Positively managing your stress levels
Although it may not feel like it at the time, positively managing the pressures in your life is almost always possible to some degree, no matter how overwhelmed you may feel.
Managing stress comes in three stages:
1. Identifying and understanding the sources of stressful pressure in your life
2. Identifying ways to either reduce or avoid these pressures
3. Positively managing how you respond to the pressures that remain, including putting them into perspective, building your resilience, sharing your problems and seeking help and support.
If you feel that you need to get on top of the stresses in your life then take a look through the following suggestions and see which work for you;
1. Work out where the stress is coming from
Sometimes we feel we're under pressure from every angle, swamped at work, rushed off our feet at home and no time to do anything that needs to be done. This can lead to us feeling agitated and snappy and generally in a bad mood. Take a step back, decide what is actually causing the biggest problem and then deal with it. You'll feel much better as soon as you've tackled even one issue.
2. Understand that there are some things you cannot control, so don ' t waste time worrying about them
We can't always control the sources of our stresses - they may be people around us such as work colleagues or family members - or situations we cannot influence. In these circumstances, worry is just wasted energy and your emotional state can quickly deteriorate. Focus instead on anticipating and dealing with the outcomes of the situation as well as any aspects of it that you can influence.

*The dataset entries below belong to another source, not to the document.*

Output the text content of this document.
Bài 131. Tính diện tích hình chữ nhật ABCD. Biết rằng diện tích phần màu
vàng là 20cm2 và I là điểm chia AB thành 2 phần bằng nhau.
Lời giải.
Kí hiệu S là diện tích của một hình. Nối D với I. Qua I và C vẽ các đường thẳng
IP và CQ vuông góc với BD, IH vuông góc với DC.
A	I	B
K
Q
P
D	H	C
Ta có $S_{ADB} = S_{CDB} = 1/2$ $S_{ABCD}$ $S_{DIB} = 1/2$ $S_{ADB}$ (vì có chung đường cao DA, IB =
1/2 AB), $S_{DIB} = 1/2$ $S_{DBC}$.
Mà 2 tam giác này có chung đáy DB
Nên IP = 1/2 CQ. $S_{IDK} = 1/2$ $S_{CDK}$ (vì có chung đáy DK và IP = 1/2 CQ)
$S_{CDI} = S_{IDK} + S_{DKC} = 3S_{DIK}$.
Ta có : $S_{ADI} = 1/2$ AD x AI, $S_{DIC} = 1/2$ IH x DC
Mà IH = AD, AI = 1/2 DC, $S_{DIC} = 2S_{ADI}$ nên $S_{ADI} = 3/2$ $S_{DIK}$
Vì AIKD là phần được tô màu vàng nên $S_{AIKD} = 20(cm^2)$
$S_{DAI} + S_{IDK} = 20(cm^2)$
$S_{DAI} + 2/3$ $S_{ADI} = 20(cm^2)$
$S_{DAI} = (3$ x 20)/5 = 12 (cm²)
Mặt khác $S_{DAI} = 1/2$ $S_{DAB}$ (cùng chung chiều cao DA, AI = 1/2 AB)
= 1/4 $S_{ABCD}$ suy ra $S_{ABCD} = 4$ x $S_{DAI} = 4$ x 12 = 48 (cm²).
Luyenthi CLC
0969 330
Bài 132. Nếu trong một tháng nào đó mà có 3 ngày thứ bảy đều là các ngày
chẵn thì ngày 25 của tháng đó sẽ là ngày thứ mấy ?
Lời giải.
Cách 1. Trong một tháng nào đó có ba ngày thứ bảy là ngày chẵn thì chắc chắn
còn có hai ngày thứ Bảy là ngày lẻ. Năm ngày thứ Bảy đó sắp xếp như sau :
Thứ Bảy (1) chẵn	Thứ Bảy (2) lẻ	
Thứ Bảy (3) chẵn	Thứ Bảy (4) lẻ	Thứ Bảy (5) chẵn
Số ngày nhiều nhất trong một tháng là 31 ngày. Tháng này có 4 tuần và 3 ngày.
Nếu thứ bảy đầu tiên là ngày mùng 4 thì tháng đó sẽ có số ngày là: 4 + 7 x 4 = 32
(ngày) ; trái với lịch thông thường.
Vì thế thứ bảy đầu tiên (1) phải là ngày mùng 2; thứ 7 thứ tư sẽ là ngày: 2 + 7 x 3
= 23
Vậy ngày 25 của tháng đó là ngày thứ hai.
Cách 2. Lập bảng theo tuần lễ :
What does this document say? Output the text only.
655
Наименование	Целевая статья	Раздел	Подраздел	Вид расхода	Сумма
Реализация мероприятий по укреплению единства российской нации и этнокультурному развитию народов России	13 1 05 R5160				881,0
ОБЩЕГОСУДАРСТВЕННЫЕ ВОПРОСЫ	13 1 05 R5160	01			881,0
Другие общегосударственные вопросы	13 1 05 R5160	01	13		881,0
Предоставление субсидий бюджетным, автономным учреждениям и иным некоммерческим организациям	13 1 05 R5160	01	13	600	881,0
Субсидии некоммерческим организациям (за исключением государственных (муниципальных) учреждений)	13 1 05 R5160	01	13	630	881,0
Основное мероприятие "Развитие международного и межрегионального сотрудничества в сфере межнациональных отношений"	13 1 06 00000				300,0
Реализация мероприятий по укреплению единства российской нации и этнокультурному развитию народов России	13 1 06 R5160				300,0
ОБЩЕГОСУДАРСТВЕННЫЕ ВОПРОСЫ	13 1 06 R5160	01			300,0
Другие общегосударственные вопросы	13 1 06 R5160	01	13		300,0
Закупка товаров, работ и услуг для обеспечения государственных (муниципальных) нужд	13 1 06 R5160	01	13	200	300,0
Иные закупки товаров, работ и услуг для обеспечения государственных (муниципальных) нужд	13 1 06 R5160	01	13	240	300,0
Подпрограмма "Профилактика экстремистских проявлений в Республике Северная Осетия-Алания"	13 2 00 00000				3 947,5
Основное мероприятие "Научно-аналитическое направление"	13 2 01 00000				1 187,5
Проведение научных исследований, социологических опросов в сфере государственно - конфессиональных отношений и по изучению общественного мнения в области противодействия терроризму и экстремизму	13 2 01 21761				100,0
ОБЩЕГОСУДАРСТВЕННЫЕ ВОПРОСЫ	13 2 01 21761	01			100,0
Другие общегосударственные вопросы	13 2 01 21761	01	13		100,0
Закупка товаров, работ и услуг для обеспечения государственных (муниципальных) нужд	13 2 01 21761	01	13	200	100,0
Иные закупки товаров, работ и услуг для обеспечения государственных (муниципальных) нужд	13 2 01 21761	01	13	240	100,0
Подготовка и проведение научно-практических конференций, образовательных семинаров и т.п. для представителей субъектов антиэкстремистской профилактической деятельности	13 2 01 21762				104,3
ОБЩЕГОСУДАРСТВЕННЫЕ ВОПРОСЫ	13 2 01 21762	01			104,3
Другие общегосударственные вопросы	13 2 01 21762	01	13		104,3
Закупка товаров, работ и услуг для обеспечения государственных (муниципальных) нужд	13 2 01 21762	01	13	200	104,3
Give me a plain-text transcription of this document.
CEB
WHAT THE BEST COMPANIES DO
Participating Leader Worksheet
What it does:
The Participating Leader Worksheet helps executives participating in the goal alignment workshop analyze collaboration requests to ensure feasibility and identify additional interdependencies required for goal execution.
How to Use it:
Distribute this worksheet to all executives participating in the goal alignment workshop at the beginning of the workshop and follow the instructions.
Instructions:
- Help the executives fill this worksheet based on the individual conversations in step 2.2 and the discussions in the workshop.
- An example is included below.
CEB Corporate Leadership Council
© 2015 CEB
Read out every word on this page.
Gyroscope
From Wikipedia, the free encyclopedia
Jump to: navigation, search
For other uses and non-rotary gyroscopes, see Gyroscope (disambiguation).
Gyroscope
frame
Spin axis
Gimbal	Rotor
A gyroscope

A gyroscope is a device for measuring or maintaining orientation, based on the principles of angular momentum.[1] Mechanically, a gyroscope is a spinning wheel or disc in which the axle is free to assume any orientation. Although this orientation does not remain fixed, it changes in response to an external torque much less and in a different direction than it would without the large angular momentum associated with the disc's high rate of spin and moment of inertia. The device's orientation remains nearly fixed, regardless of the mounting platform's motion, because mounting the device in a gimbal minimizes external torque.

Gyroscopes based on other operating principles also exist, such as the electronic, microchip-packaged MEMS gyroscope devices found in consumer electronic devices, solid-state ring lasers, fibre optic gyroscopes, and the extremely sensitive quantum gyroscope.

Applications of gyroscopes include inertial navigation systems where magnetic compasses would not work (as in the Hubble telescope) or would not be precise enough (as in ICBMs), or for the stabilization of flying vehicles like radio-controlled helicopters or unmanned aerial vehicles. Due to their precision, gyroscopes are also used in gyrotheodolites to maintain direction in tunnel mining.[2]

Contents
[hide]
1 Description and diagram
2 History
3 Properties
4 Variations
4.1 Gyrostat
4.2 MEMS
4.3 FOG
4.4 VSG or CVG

3. Fill your time with things you love doing
Stress is far easier to manage when the rest of your time is spent doing things you genuinely enjoy. Your job might be hectic but making space in your life for a hobby or activity that fulfils you and makes you happy can do wonders for your stress levels.
4. Manage your time effectively
We've all been there, at times of stress you don't feel you have time to do anything yet your list of tasks continues to grow. Consciously prioritise and focus on the most important things.
5. Develop your resilience to stress
There is no one-size-fits-all type solution to resolving stressful situations, so you need to have some general tools available. These can range from deep breathing while stuck in traffic, to getting regular exercise to simply taking time in your day to just relax. Avoiding too much caffeine, keeping your alcohol intake within healthy limits and getting a good night's sleep will also help.
6. Learn how to say 'no '
Inside most of us is a desire to please the people around us, so much so that we can feel like we're letting someone down if we say no to them. Saying no constructively is a vital skill to learn - the few seconds of discomfort turning them down can relieve you of much greater stresses later on.
7. Understand that worrying and caring are different
We all worry about something from time to time but very often that worry stops us from taking action. For example, you might be worried about your bank balance and how you get through next month but if you care about it you will sit down and write out a budget to ensure you can manage. Don't waste time worrying - take action.
8. Mistakes are inevitable so don't expect perfection
A sure way to add to your stress levels is expecting everything you do to be perfect. The reality is that's simply not possible, so stop putting pressure on yourself. You're just human after all (no, really, you are!) and we need to make mistakes to help us to learn, improve and grow - so do just that and don't beat yourself up.